Keep It Real -- Lessons From Reality TV

Keep It Real -- Lessons From Reality TV

Published Apr 30, 2021 by Rick Cundiff

We hear a lot these days about “keeping it real.” Everybody wants to stay true to who or what they are, or so they say.

The key is to stay true to yourself, no matter what others might say, think or do. Putting up a false front defeats your integrity.

Trouble is though, how do you do that? It’s not always easy. Some folks say they’re keepin’ it real when they’re not. Others don’t claim to when they absolutely are. And sometimes things fall in between.

Reality TV can offer an example of all three.

 My wife and I often watch and (guilty pleasure alert) enjoy a show on which strangers are brought together and married the day they meet.

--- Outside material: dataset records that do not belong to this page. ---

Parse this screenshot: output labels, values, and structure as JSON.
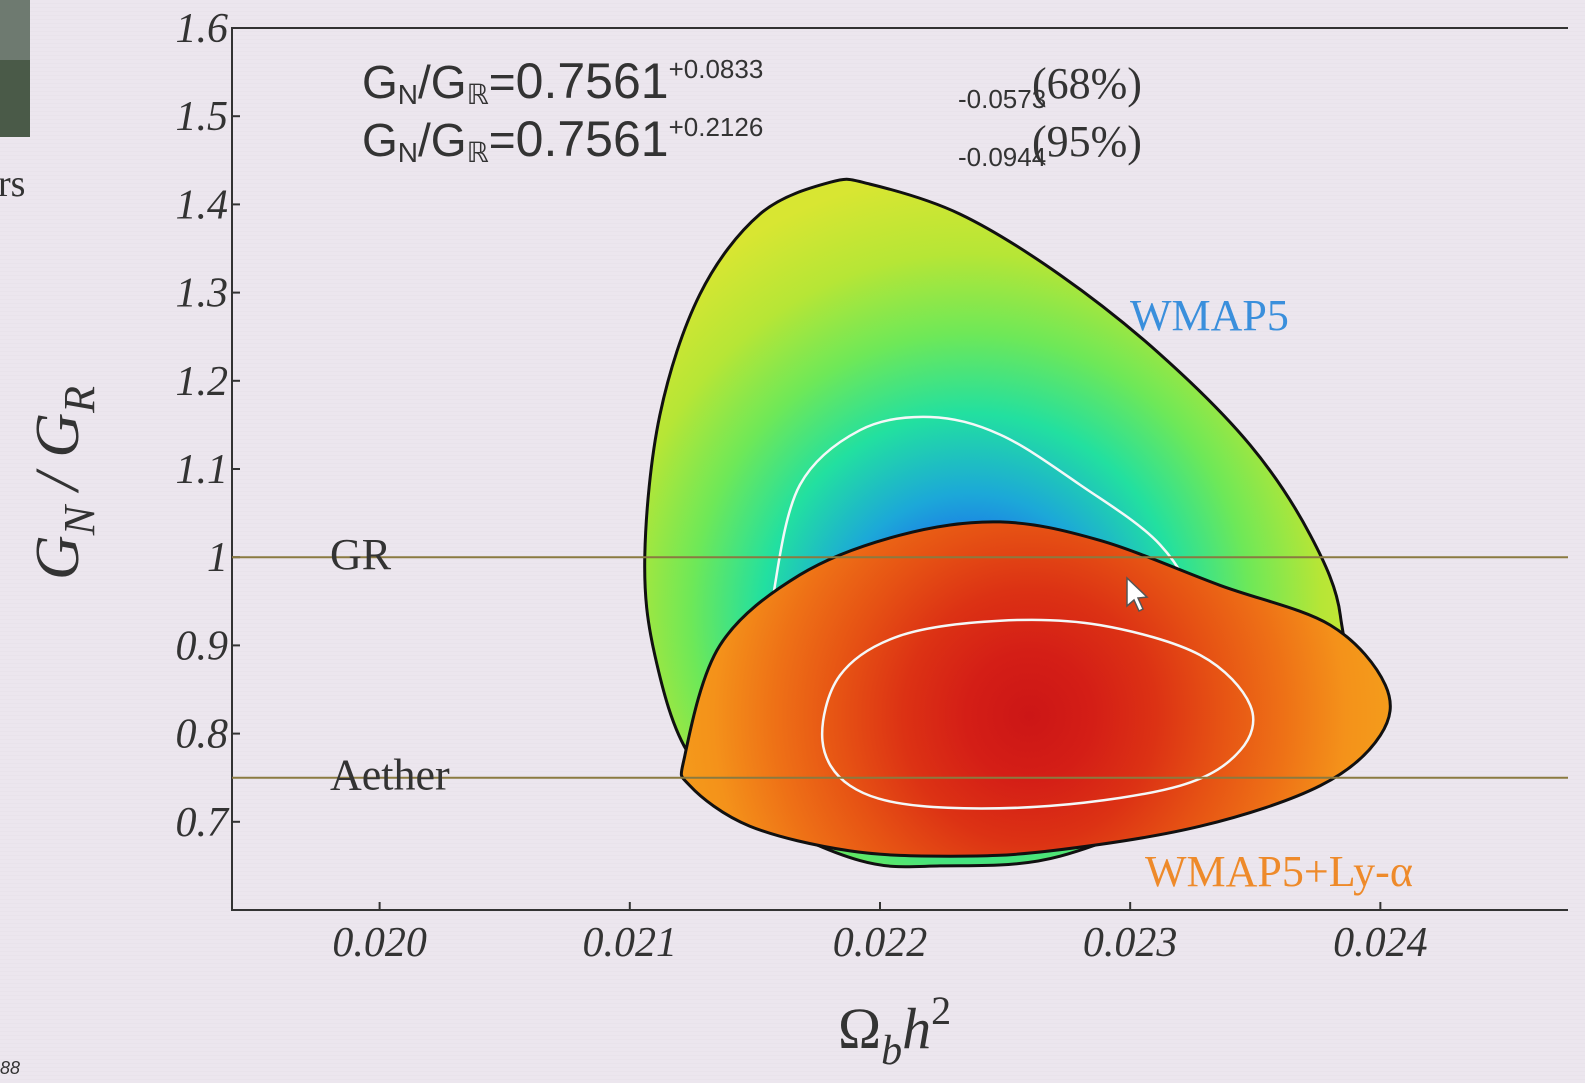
{
  "chart_data": {
    "type": "contour",
    "xlim": [
      0.01941,
      0.02475
    ],
    "ylim": [
      0.6,
      1.6
    ],
    "xticks": [
      {
        "value": 0.02,
        "label": "0.020"
      },
      0.021,
      0.022,
      0.023,
      0.024
    ],
    "yticks": [
      0.7,
      0.8,
      0.9,
      1,
      1.1,
      1.2,
      1.3,
      1.4,
      1.5,
      1.6
    ],
    "x_label": {
      "base": "Ω",
      "sub": "b",
      "var": "h",
      "sup": "2"
    },
    "y_label": {
      "num": "G",
      "num_sub": "N",
      "sep": " / ",
      "den": "G",
      "den_sub": "R"
    },
    "ratio": {
      "num": "G",
      "num_sub": "N",
      "sep": "/",
      "den": "G",
      "den_sub": "ℝ",
      "relation": "="
    },
    "annotations": [
      {
        "estimate": "0.7561",
        "upper": "+0.0833",
        "lower": "-0.0573",
        "level": "(68%)"
      },
      {
        "estimate": "0.7561",
        "upper": "+0.2126",
        "lower": "-0.0944",
        "level": "(95%)"
      }
    ],
    "series": [
      {
        "name": "WMAP5",
        "color": "#3a8fdc",
        "outline": "#111111",
        "inner_line": "#f4f8f8",
        "colors": [
          "#0a10d8",
          "#1a5ef0",
          "#1ca8d8",
          "#22e0a0",
          "#6ee858",
          "#b6e636",
          "#d8e632"
        ],
        "contours": [
          {
            "x": [
              0.02106,
              0.02112,
              0.02128,
              0.02152,
              0.0218,
              0.02196,
              0.02232,
              0.02272,
              0.02312,
              0.02348,
              0.02372,
              0.02384,
              0.0238,
              0.02328,
              0.02272,
              0.02224,
              0.02192,
              0.02152,
              0.02124,
              0.0211
            ],
            "y": [
              1.002,
              1.161,
              1.298,
              1.389,
              1.425,
              1.423,
              1.389,
              1.32,
              1.23,
              1.127,
              1.025,
              0.934,
              0.843,
              0.73,
              0.661,
              0.65,
              0.656,
              0.707,
              0.775,
              0.889
            ]
          },
          {
            "x": [
              0.02158,
              0.02168,
              0.02192,
              0.0222,
              0.02248,
              0.0228,
              0.02312,
              0.02328,
              0.02332,
              0.02296,
              0.02248,
              0.022,
              0.02168,
              0.02158
            ],
            "y": [
              0.968,
              1.082,
              1.144,
              1.159,
              1.139,
              1.082,
              1.014,
              0.934,
              0.843,
              0.775,
              0.752,
              0.775,
              0.843,
              0.911
            ]
          }
        ]
      },
      {
        "name": "WMAP5+Ly-α",
        "color": "#ee8a2a",
        "outline": "#111111",
        "inner_line": "#f4f8f8",
        "colors": [
          "#cc1616",
          "#d41e16",
          "#dc3214",
          "#e65214",
          "#ee7016",
          "#f4921a",
          "#f4a01c"
        ],
        "contours": [
          {
            "x": [
              0.02122,
              0.02136,
              0.02168,
              0.02208,
              0.02248,
              0.02288,
              0.02336,
              0.0238,
              0.02402,
              0.024,
              0.02376,
              0.02328,
              0.02268,
              0.02228,
              0.02188,
              0.02148,
              0.02124
            ],
            "y": [
              0.775,
              0.9,
              0.98,
              1.025,
              1.04,
              1.019,
              0.968,
              0.923,
              0.855,
              0.798,
              0.741,
              0.695,
              0.667,
              0.661,
              0.667,
              0.695,
              0.741
            ]
          },
          {
            "x": [
              0.02177,
              0.02184,
              0.02208,
              0.02248,
              0.02288,
              0.02328,
              0.02348,
              0.02344,
              0.0232,
              0.02268,
              0.02216,
              0.02188
            ],
            "y": [
              0.792,
              0.866,
              0.911,
              0.928,
              0.923,
              0.889,
              0.832,
              0.781,
              0.741,
              0.718,
              0.718,
              0.741
            ]
          }
        ]
      }
    ],
    "hlines": [
      {
        "label": "GR",
        "value": 1
      },
      {
        "label": "Aether",
        "value": 0.75
      }
    ],
    "hline_color": "#8a7a40",
    "side_text": [
      "rs",
      "88"
    ]
  }
}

They have to commit to marriage for at least eight weeks. A panel of counselors and experts monitors their filmed interactions and offers weekly guidance. At the end of the period, they face a choice – stay married or get divorced and go their separate ways.

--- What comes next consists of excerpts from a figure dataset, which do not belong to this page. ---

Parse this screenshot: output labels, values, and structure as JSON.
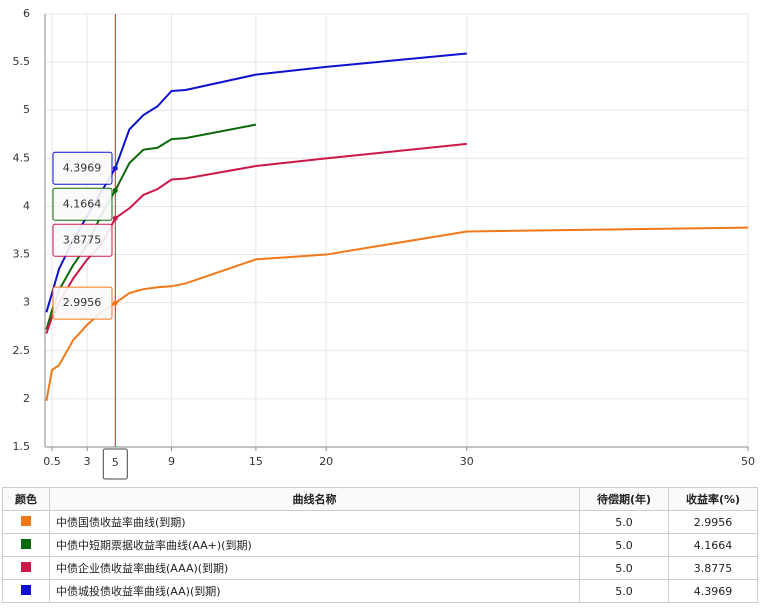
{
  "chart_data": {
    "type": "line",
    "x": [
      0.1,
      0.5,
      1,
      2,
      3,
      4,
      5,
      6,
      7,
      8,
      9,
      10,
      15,
      20,
      30,
      50
    ],
    "series": [
      {
        "color": "#f07818",
        "values": [
          1.98,
          2.3,
          2.35,
          2.61,
          2.77,
          2.9,
          2.9956,
          3.1,
          3.14,
          3.16,
          3.17,
          3.2,
          3.45,
          3.5,
          3.74,
          3.78
        ]
      },
      {
        "color": "#0a6a0a",
        "values": [
          2.72,
          2.92,
          3.13,
          3.39,
          3.6,
          3.91,
          4.1664,
          4.45,
          4.59,
          4.61,
          4.7,
          4.71,
          4.85,
          null,
          null,
          null
        ]
      },
      {
        "color": "#cc1848",
        "values": [
          2.68,
          2.85,
          3.0,
          3.25,
          3.45,
          3.6,
          3.8775,
          3.98,
          4.12,
          4.18,
          4.28,
          4.29,
          4.42,
          4.5,
          4.65,
          null
        ]
      },
      {
        "color": "#1010d0",
        "values": [
          2.9,
          3.1,
          3.35,
          3.65,
          3.9,
          4.15,
          4.3969,
          4.8,
          4.95,
          5.04,
          5.2,
          5.21,
          5.37,
          5.45,
          5.59,
          null
        ]
      }
    ],
    "xlim": [
      0,
      50
    ],
    "xticks": [
      0.5,
      3,
      9,
      15,
      20,
      30,
      50
    ],
    "ylim": [
      1.5,
      6
    ],
    "yticks": [
      1.5,
      2,
      2.5,
      3,
      3.5,
      4,
      4.5,
      5,
      5.5,
      6
    ],
    "highlight_x": 5,
    "highlight_color": "#d02020",
    "grid": true
  },
  "table": {
    "header": [
      "颜色",
      "曲线名称",
      "待偿期(年)",
      "收益率(%)"
    ],
    "rows": [
      [
        "中债国债收益率曲线(到期)",
        "5.0",
        "2.9956"
      ],
      [
        "中债中短期票据收益率曲线(AA+)(到期)",
        "5.0",
        "4.1664"
      ],
      [
        "中债企业债收益率曲线(AAA)(到期)",
        "5.0",
        "3.8775"
      ],
      [
        "中债城投债收益率曲线(AA)(到期)",
        "5.0",
        "4.3969"
      ]
    ]
  }
}
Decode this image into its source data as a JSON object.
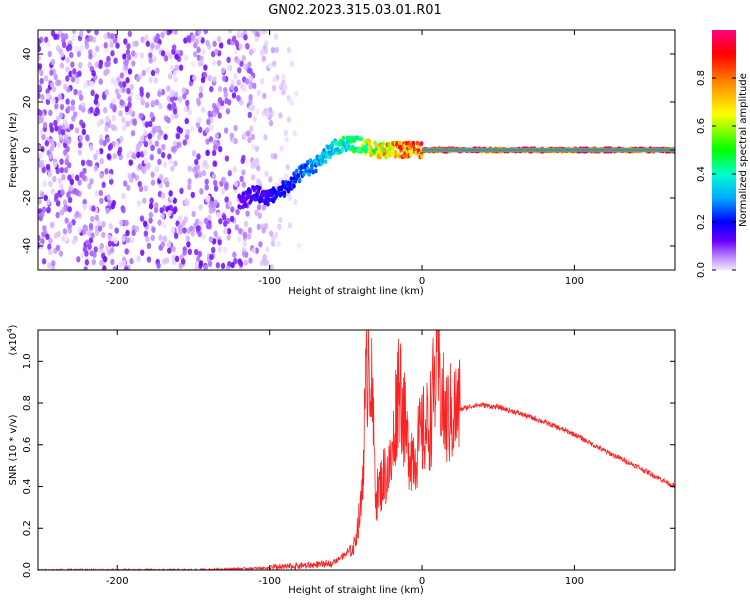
{
  "title": "GN02.2023.315.03.01.R01",
  "chart_data": [
    {
      "type": "heatmap",
      "title": "GN02.2023.315.03.01.R01",
      "xlabel": "Height of straight line (km)",
      "ylabel": "Frequency (Hz)",
      "xlim": [
        -252,
        166
      ],
      "ylim": [
        -50,
        50
      ],
      "xticks": [
        -200,
        -100,
        0,
        100
      ],
      "xtick_labels": [
        "-200",
        "-100",
        "0",
        "100"
      ],
      "yticks": [
        -40,
        -20,
        0,
        20,
        40
      ],
      "ytick_labels": [
        "-40",
        "-20",
        "0",
        "20",
        "40"
      ],
      "grid": false,
      "colorbar": {
        "label": "Normalized spectral amplitude",
        "range": [
          0,
          1
        ],
        "ticks": [
          0.0,
          0.2,
          0.4,
          0.6,
          0.8
        ],
        "tick_labels": [
          "0.0",
          "0.2",
          "0.4",
          "0.6",
          "0.8"
        ],
        "colormap": [
          "#f3e6ff",
          "#c090ff",
          "#6a00ff",
          "#0000ff",
          "#00aaff",
          "#00ffcc",
          "#00ff00",
          "#ffff00",
          "#ff8800",
          "#ff0000",
          "#ff0080"
        ]
      },
      "noise_region": {
        "x_from": -252,
        "x_to": -80,
        "amplitude": 0.2
      },
      "signal_trace": {
        "x": [
          -120,
          -110,
          -100,
          -90,
          -80,
          -70,
          -60,
          -50,
          -40,
          -30,
          -20,
          -10,
          0,
          166
        ],
        "y": [
          -22,
          -18,
          -20,
          -16,
          -10,
          -6,
          0,
          3,
          2,
          0,
          0,
          0,
          0,
          0
        ],
        "amplitude": [
          0.25,
          0.3,
          0.3,
          0.35,
          0.4,
          0.45,
          0.5,
          0.6,
          0.7,
          0.8,
          0.9,
          0.95,
          1.0,
          1.0
        ]
      }
    },
    {
      "type": "line",
      "xlabel": "Height of straight line (km)",
      "ylabel": "SNR (10 * v/v)",
      "y_multiplier": "(x10",
      "y_multiplier_exp": "4",
      "y_multiplier_close": ")",
      "xlim": [
        -252,
        166
      ],
      "ylim": [
        0,
        1.15
      ],
      "xticks": [
        -200,
        -100,
        0,
        100
      ],
      "xtick_labels": [
        "-200",
        "-100",
        "0",
        "100"
      ],
      "yticks": [
        0.0,
        0.2,
        0.4,
        0.6,
        0.8,
        1.0
      ],
      "ytick_labels": [
        "0.0",
        "0.2",
        "0.4",
        "0.6",
        "0.8",
        "1.0"
      ],
      "grid": false,
      "color": "#ff2020",
      "series": [
        {
          "x": [
            -252,
            -200,
            -150,
            -100,
            -80,
            -60,
            -45,
            -40,
            -35,
            -30,
            -25,
            -20,
            -15,
            -10,
            -5,
            0,
            5,
            10,
            15,
            20,
            25,
            30,
            35,
            40,
            50,
            60,
            80,
            100,
            120,
            140,
            166
          ],
          "y": [
            0.0,
            0.0,
            0.0,
            0.01,
            0.02,
            0.03,
            0.1,
            0.3,
            1.15,
            0.35,
            0.45,
            0.5,
            0.95,
            0.6,
            0.55,
            0.65,
            0.7,
            1.0,
            0.72,
            0.75,
            0.77,
            0.78,
            0.79,
            0.79,
            0.78,
            0.76,
            0.71,
            0.65,
            0.57,
            0.5,
            0.4
          ]
        }
      ]
    }
  ]
}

About five to eight couples are on the show at any given time. And they interact with each other as well as with their partners.

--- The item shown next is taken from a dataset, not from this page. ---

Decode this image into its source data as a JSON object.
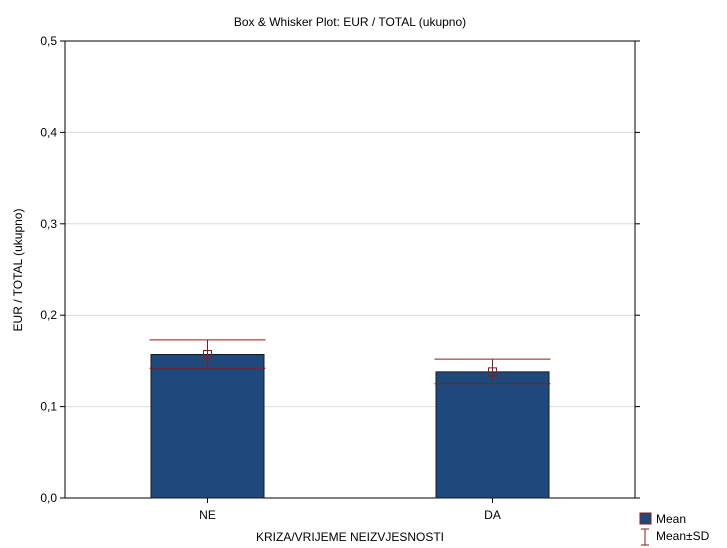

As you might expect, some couples, matched up by the experts, just click. They fall in love, live happily ever after. Some are unsure, right up to the final decision day. Others mix like fertilizer and fuel oil, blowing up any possibility of a relationship by the end.

One current couple fits the latter description. They’re at a dead end and they both know it. Let’s call them Couple A.

Then there’s Couple B. They’re in that in-between category, showing positive signs, but uncertain which way they’ll go.

The way the show works, if both couples vote to leave the same week, they’re out and go their separate ways. If one votes to stay and one votes to leave, they have to stick around for another week to try to turn things around.

In Couple A, the husband keeps it real. He’s adamant about leaving, and voted to do so two weeks running.

In Couple B, the wife keeps it real. She wants to stay. The husband is questioning, but still voting to stay at this point.

Here’s the twist – the wife in Couple A knows she can’t stand Husband A, and won’t stay married to him. But she has a thing for Husband B. So she votes to stay, in hopes of luring him away from Wife A (who is unaware of what’s going on.) That forces Husband A to stay on the show another week.

Husband B, as noted is unsure. He resists, then eventually succumbs to the charms of Wife A.

Now you can make an argument that Wife A ain’t keepin’ it real, putting up a false front, being nice to Wife B – at least to her face. Not to mention showing contempt for her own husband.

However, Wife A freely admits – to the camera, not her spouse -- the ONLY reason she’s voting to stay is to try to hook up with Husband B. She’s upfront and honest about what she really wants. She’s being true to herself in that respect, as distasteful as that might be to others. So in that respect she is keeping it real.

On the other hand, Husband B isn’t true to his own wife or himself. He acknowledges that he’s conflicted about what to do. He’s about as real as an Elvis imitator.

So what’s the secret to keeping it real? Be true to yourself. Be who YOU are.